People Leadership (20%):
- Mentor, develop, and guide your SRE team;
- Excellent people manager who can be a hands-on player/coach;
- Help establish a collaborative work environment that fosters autonomy, transparency, innovation, and personal growth;
- Evangelize DevOps principle;
- Foster a fail fast, learn fast environment.
Technical Leadership (40%):
- Define vision, strategy, and roadmaps for SRE team;
- Support the growth by ensuring a robust, scalable, cloud-first infrastructure;
- Drive and own the measuring of SLA/SLO/SLI/uptime and ensure the organization meets set goals;
- Collaborate with Engineering teams to understand deployment practices and processes and work towards iteratively improving the release pipeline to provide a highly resilient deployment strategy, ideally with zero downtime;
- Ensure best engineering practices through automation, infrastructure as code, robust system monitoring, alerting, auto-scaling, self-healing, etc;
- A clear understanding of infrastructure, networking, configuration management, and computing services/deployment architecture;
- Experience building resiliency into system architecture;
- Experience in building CI/CD Pipeline;
- Collaborate and work closely with the Security teams to define and implement security compliance controls, auditing, and privacy initiatives;
- Experience in micro-service management experience;
- Propose architecture (software and infrastructure) changes that increase application availability and performance (i.e., drive design enhancements).
- Collaborate and troubleshoot across multiple layers of a technical stack, including Applications, Database, Systems, Networking, and Development;
- Identify sources of instability in large-scale distributed systems and drive operational excellence;
- Analyze complex systems from a reliability and resilience perspective;
- Write and maintain infrastructure-as-code on AWS.

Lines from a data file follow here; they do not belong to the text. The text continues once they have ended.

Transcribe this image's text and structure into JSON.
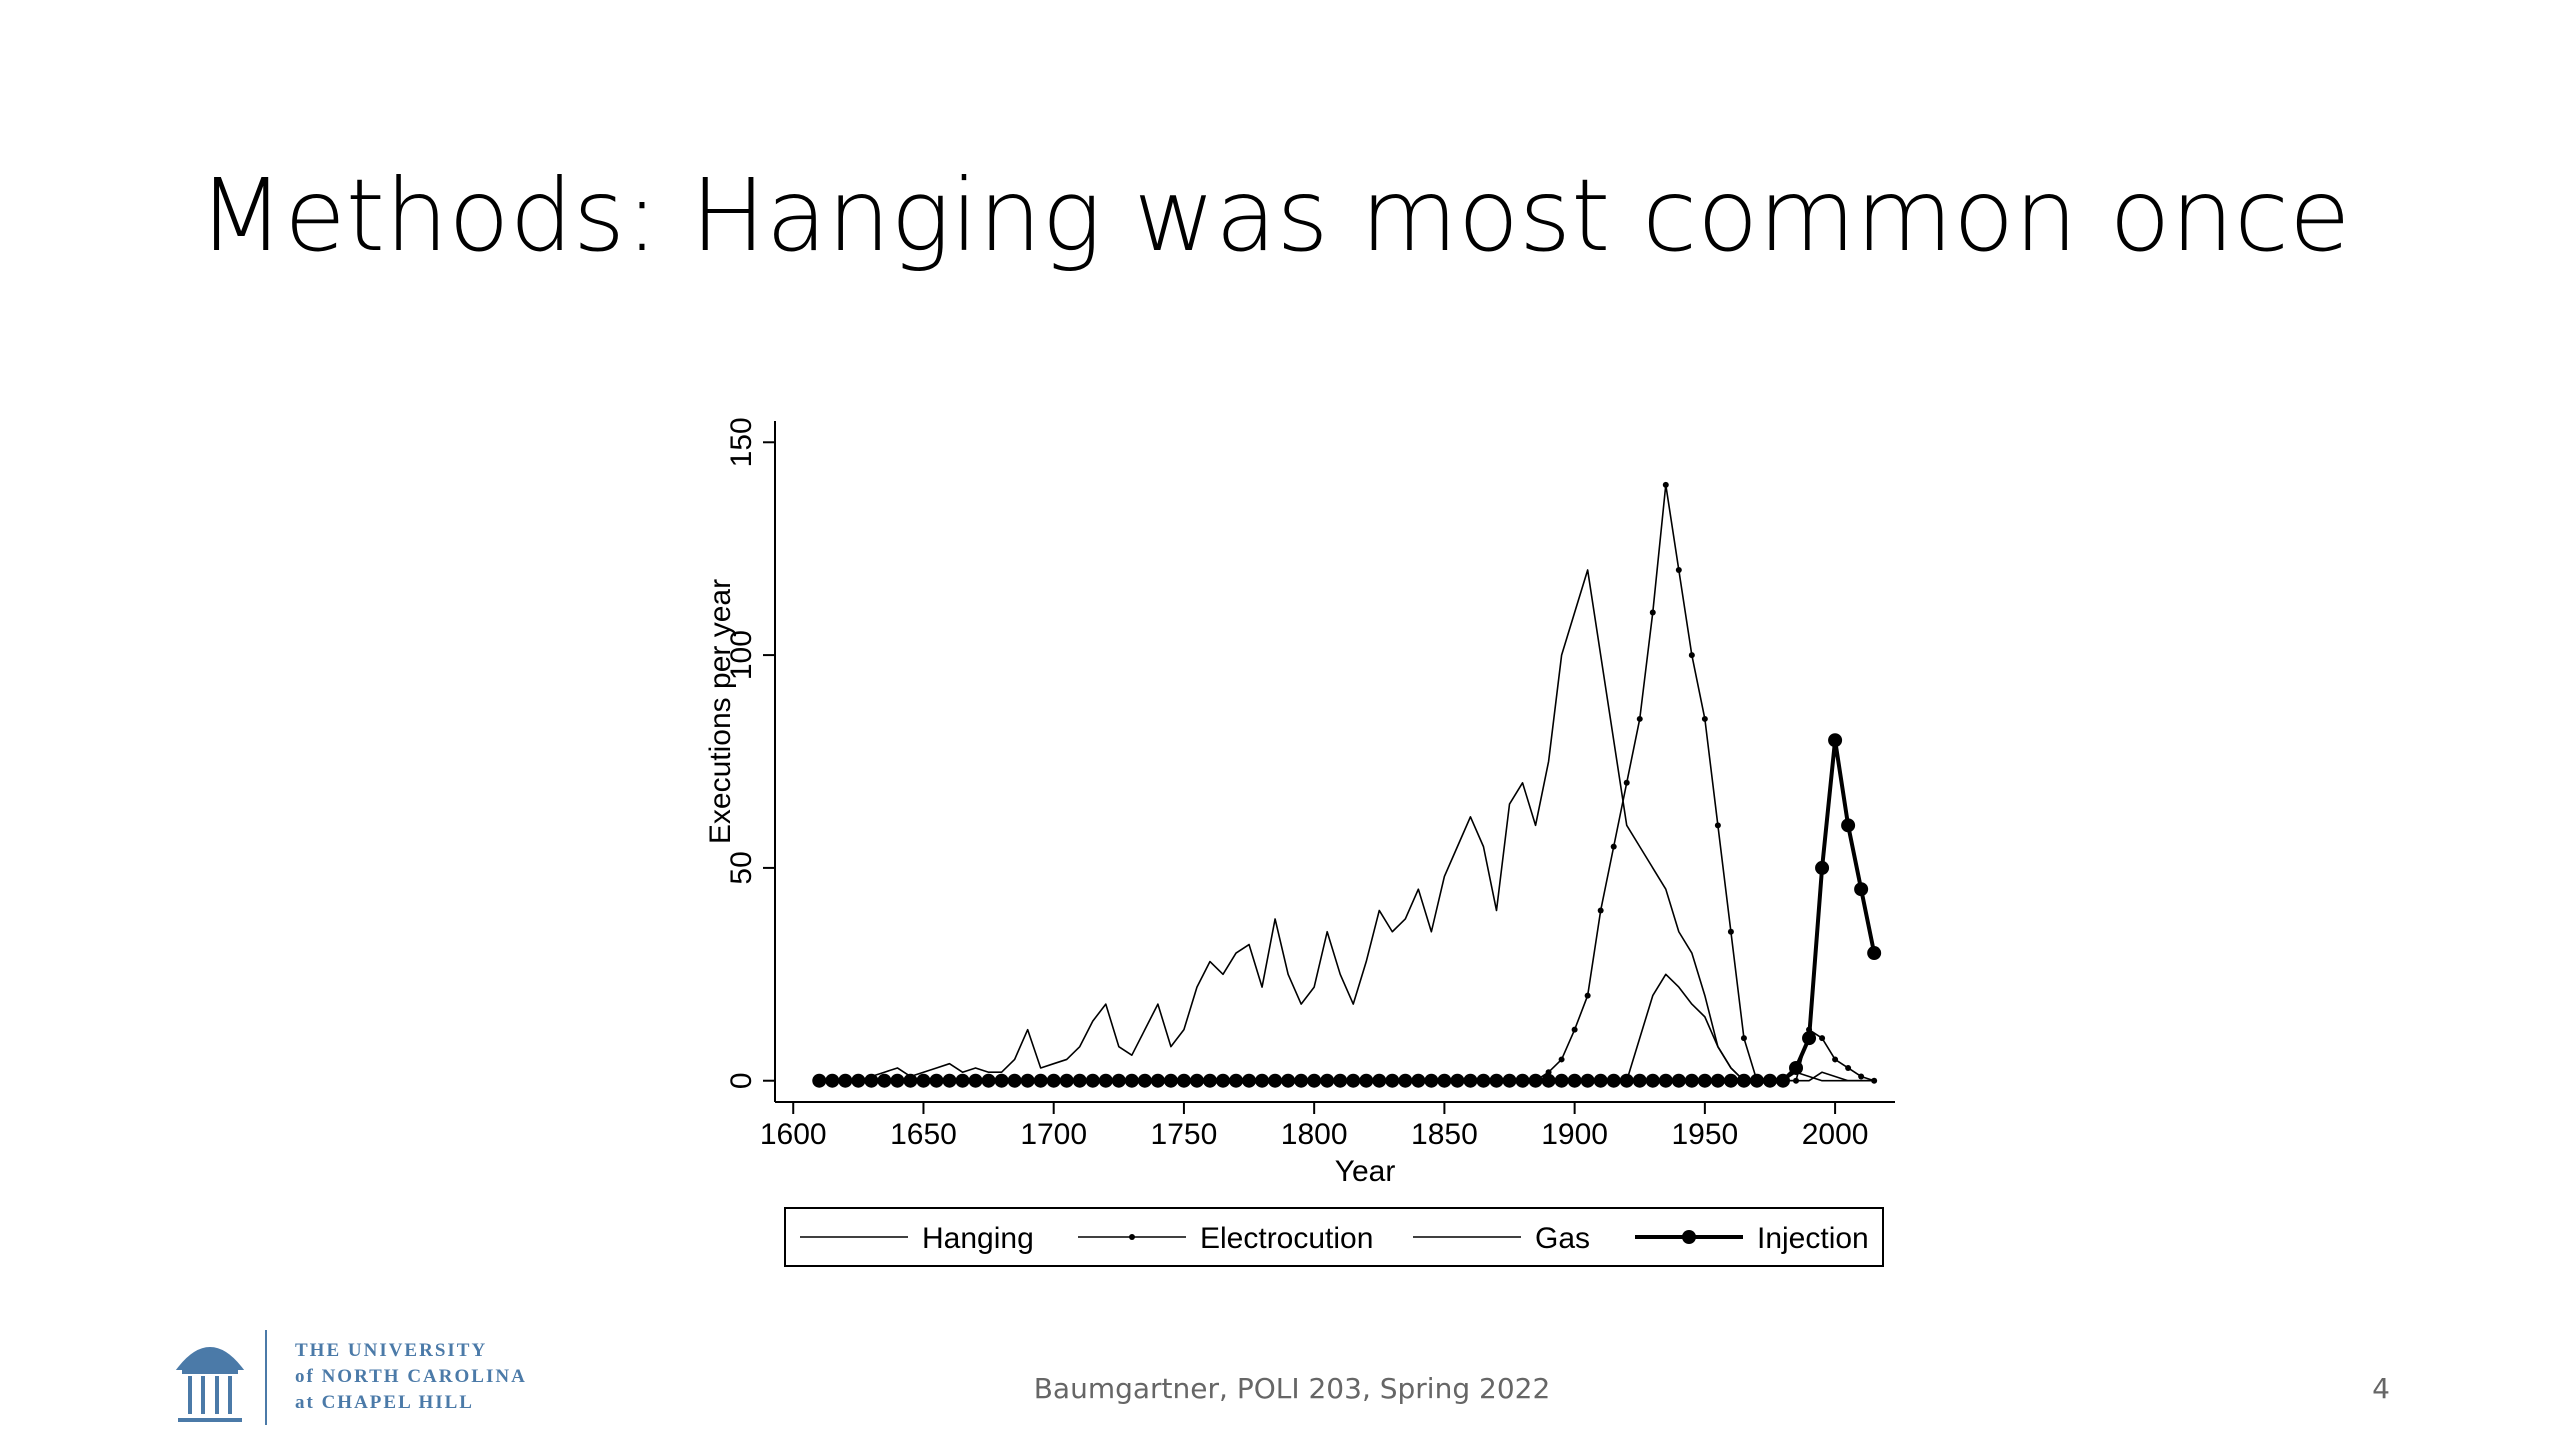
{
  "slide": {
    "title": "Methods: Hanging was most common once",
    "footer": "Baumgartner, POLI 203, Spring 2022",
    "page_number": "4",
    "logo_lines": [
      "THE UNIVERSITY",
      "of NORTH CAROLINA",
      "at CHAPEL HILL"
    ]
  },
  "chart_data": {
    "type": "line",
    "x_label": "Year",
    "y_label": "Executions per year",
    "x": [
      1610,
      1615,
      1620,
      1625,
      1630,
      1635,
      1640,
      1645,
      1650,
      1655,
      1660,
      1665,
      1670,
      1675,
      1680,
      1685,
      1690,
      1695,
      1700,
      1705,
      1710,
      1715,
      1720,
      1725,
      1730,
      1735,
      1740,
      1745,
      1750,
      1755,
      1760,
      1765,
      1770,
      1775,
      1780,
      1785,
      1790,
      1795,
      1800,
      1805,
      1810,
      1815,
      1820,
      1825,
      1830,
      1835,
      1840,
      1845,
      1850,
      1855,
      1860,
      1865,
      1870,
      1875,
      1880,
      1885,
      1890,
      1895,
      1900,
      1905,
      1910,
      1915,
      1920,
      1925,
      1930,
      1935,
      1940,
      1945,
      1950,
      1955,
      1960,
      1965,
      1970,
      1975,
      1980,
      1985,
      1990,
      1995,
      2000,
      2005,
      2010,
      2015
    ],
    "series": [
      {
        "name": "Hanging",
        "color": "#000000",
        "line_width": 1.6,
        "marker_size": 0,
        "values": [
          0,
          0,
          0,
          0,
          1,
          2,
          3,
          1,
          2,
          3,
          4,
          2,
          3,
          2,
          2,
          5,
          12,
          3,
          4,
          5,
          8,
          14,
          18,
          8,
          6,
          12,
          18,
          8,
          12,
          22,
          28,
          25,
          30,
          32,
          22,
          38,
          25,
          18,
          22,
          35,
          25,
          18,
          28,
          40,
          35,
          38,
          45,
          35,
          48,
          55,
          62,
          55,
          40,
          65,
          70,
          60,
          75,
          100,
          110,
          120,
          100,
          80,
          60,
          55,
          50,
          45,
          35,
          30,
          20,
          8,
          3,
          0,
          0,
          0,
          0,
          0,
          0,
          2,
          1,
          0,
          0,
          0
        ]
      },
      {
        "name": "Electrocution",
        "color": "#000000",
        "line_width": 1.6,
        "marker_size": 3,
        "values": [
          0,
          0,
          0,
          0,
          0,
          0,
          0,
          0,
          0,
          0,
          0,
          0,
          0,
          0,
          0,
          0,
          0,
          0,
          0,
          0,
          0,
          0,
          0,
          0,
          0,
          0,
          0,
          0,
          0,
          0,
          0,
          0,
          0,
          0,
          0,
          0,
          0,
          0,
          0,
          0,
          0,
          0,
          0,
          0,
          0,
          0,
          0,
          0,
          0,
          0,
          0,
          0,
          0,
          0,
          0,
          0,
          2,
          5,
          12,
          20,
          40,
          55,
          70,
          85,
          110,
          140,
          120,
          100,
          85,
          60,
          35,
          10,
          0,
          0,
          0,
          0,
          12,
          10,
          5,
          3,
          1,
          0
        ]
      },
      {
        "name": "Gas",
        "color": "#000000",
        "line_width": 1.6,
        "marker_size": 0,
        "values": [
          0,
          0,
          0,
          0,
          0,
          0,
          0,
          0,
          0,
          0,
          0,
          0,
          0,
          0,
          0,
          0,
          0,
          0,
          0,
          0,
          0,
          0,
          0,
          0,
          0,
          0,
          0,
          0,
          0,
          0,
          0,
          0,
          0,
          0,
          0,
          0,
          0,
          0,
          0,
          0,
          0,
          0,
          0,
          0,
          0,
          0,
          0,
          0,
          0,
          0,
          0,
          0,
          0,
          0,
          0,
          0,
          0,
          0,
          0,
          0,
          0,
          0,
          0,
          10,
          20,
          25,
          22,
          18,
          15,
          8,
          3,
          0,
          0,
          0,
          0,
          2,
          1,
          0,
          0,
          0,
          0,
          0
        ]
      },
      {
        "name": "Injection",
        "color": "#000000",
        "line_width": 4,
        "marker_size": 7,
        "values": [
          0,
          0,
          0,
          0,
          0,
          0,
          0,
          0,
          0,
          0,
          0,
          0,
          0,
          0,
          0,
          0,
          0,
          0,
          0,
          0,
          0,
          0,
          0,
          0,
          0,
          0,
          0,
          0,
          0,
          0,
          0,
          0,
          0,
          0,
          0,
          0,
          0,
          0,
          0,
          0,
          0,
          0,
          0,
          0,
          0,
          0,
          0,
          0,
          0,
          0,
          0,
          0,
          0,
          0,
          0,
          0,
          0,
          0,
          0,
          0,
          0,
          0,
          0,
          0,
          0,
          0,
          0,
          0,
          0,
          0,
          0,
          0,
          0,
          0,
          0,
          3,
          10,
          50,
          80,
          60,
          45,
          30
        ]
      }
    ],
    "xlim": [
      1593,
      2023
    ],
    "xticks": [
      1600,
      1650,
      1700,
      1750,
      1800,
      1850,
      1900,
      1950,
      2000
    ],
    "ylim": [
      -5,
      155
    ],
    "yticks": [
      0,
      50,
      100,
      150
    ],
    "grid": false,
    "legend": "bottom"
  }
}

- Advanced level of English, good communication skills;
- BS/MS in Computer Science or equivalent experience;
- 7+ years of experience as a software engineer and engineering manager with demonstrated technical & Organizational Leadership;
- Proven experience in Microsoft development stack and leveraging SQL Server, .NET/C#, and IIS for enterprise software technology;
- 5+ years experience shipping distributed systems, services, and highly available infrastructure;
- Experience managing Site Reliability Engineering;
- Experience in defining and implementing highly resilient and reliable applications with a focus on automation, availability, and performance;
- Architect, build and operate AWS environments with well established best practices;
- AWS Professional Certifications are a plus: AWS Certified DevOps Engineer, AWS Certified Advance Networking, AWS Certified Database, AWS Certified Security, AWS Certified Solutions Architect.